Lung cancer is the leading cause of death worldwide. Non-small cell lung cancer (NSCLC) contributes about 80-85 % of the lung cancer and rest is contributed by small cell lung cancer (SCLC). It has been reported that genetic variation in DNA repair genes may affect the chemotherapeutic response among non-small cell lung cancer patients.

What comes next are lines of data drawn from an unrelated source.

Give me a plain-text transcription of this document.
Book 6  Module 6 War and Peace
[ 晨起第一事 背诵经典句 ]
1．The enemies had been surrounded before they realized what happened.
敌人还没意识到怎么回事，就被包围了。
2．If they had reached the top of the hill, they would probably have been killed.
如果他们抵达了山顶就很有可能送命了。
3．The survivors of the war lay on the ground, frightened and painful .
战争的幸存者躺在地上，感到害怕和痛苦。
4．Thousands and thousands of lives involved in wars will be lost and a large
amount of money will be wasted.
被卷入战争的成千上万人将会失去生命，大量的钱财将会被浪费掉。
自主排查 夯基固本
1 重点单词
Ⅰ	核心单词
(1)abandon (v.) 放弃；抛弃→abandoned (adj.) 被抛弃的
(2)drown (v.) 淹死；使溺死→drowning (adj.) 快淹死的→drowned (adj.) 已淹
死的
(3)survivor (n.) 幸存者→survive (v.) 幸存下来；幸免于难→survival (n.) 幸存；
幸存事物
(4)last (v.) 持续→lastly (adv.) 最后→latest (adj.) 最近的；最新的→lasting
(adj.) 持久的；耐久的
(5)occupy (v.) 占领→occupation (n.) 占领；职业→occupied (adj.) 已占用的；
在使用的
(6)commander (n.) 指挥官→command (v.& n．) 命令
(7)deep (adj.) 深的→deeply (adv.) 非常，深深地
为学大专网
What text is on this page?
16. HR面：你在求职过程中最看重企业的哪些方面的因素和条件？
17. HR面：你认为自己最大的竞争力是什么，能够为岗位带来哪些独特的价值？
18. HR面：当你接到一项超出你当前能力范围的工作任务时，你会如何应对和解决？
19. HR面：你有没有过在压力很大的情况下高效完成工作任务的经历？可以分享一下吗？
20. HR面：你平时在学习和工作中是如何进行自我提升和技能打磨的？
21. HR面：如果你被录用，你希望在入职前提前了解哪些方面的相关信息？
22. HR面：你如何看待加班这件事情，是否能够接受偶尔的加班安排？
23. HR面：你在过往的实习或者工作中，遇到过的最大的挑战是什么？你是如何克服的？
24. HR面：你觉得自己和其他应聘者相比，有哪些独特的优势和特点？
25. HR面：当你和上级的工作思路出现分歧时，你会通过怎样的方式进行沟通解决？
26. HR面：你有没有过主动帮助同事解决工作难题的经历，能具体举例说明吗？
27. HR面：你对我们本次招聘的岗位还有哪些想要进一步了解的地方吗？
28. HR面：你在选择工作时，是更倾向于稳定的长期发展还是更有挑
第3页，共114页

MGMT gene and ERCC1 gene plays an important role in DNA direct reversal pathway and Nucleotide Excision repair pathway respectively. Present study focuses on the chemotherapeutic response to platinum based drug in lung cancer patients of North India related to genetic variants of MGMT and ERCC1. It includes a total of 214 patients treated with platinum based chemotherapy (docetaxel, irinotecan or pemetrexed in combination with cisplatin/ carboplatin). Prognosis was observed for MGMT (rs12917) and ERCC1 (rs3212986) individually and in combination. PCR-RFLP methodology was used to classify the patients into wild type, heterozygous type and mutant type genotype. The genotypic distribution of MGMT and ERCC1 (individually as well as in combination) falls within Hardy-Weinberg equilibrium. Univariate analysis showed a non-significant association of genetic polymorphism in MGMT (rs12917) and ERCC1 (rs3212986) (when analysed individually and in combination) with overall survival on the basis of parameters like genotype, smoking status, pack per years, gender, regimen and histology. Also when analysed by logistic regression method, a non-significant relationship of genetic polymorphism in MGMT (rs12917) and ERCC1 (rs3212986) (when analysed individually and in combination) with the tumor stage, primary tumor extension, metastasis, lymph node involvement, ECOG, KPS and clinical response among lung cancer patients was also observed. Furthermore genetic polymorphism in MGMT (rs12917) and ERCC1 (rs3212986) (when analysed individually and in combination) was associated with heavy smokers and not associated with chemotherapeutic regimens. In-silico analysis showed that ERCC1 gene polymorphism present outside of protein domain and was tolerated in nature; while results were contradictory and inconsistent for MGMT that according to some analysis this was observed inside of protein domain and deleterious in nature whereas according to other software was present outside of protein domain and its effect was neutral in nature. In conclusion large sample sizes are needed to evaluate the effect of these polymorphism on overall survival.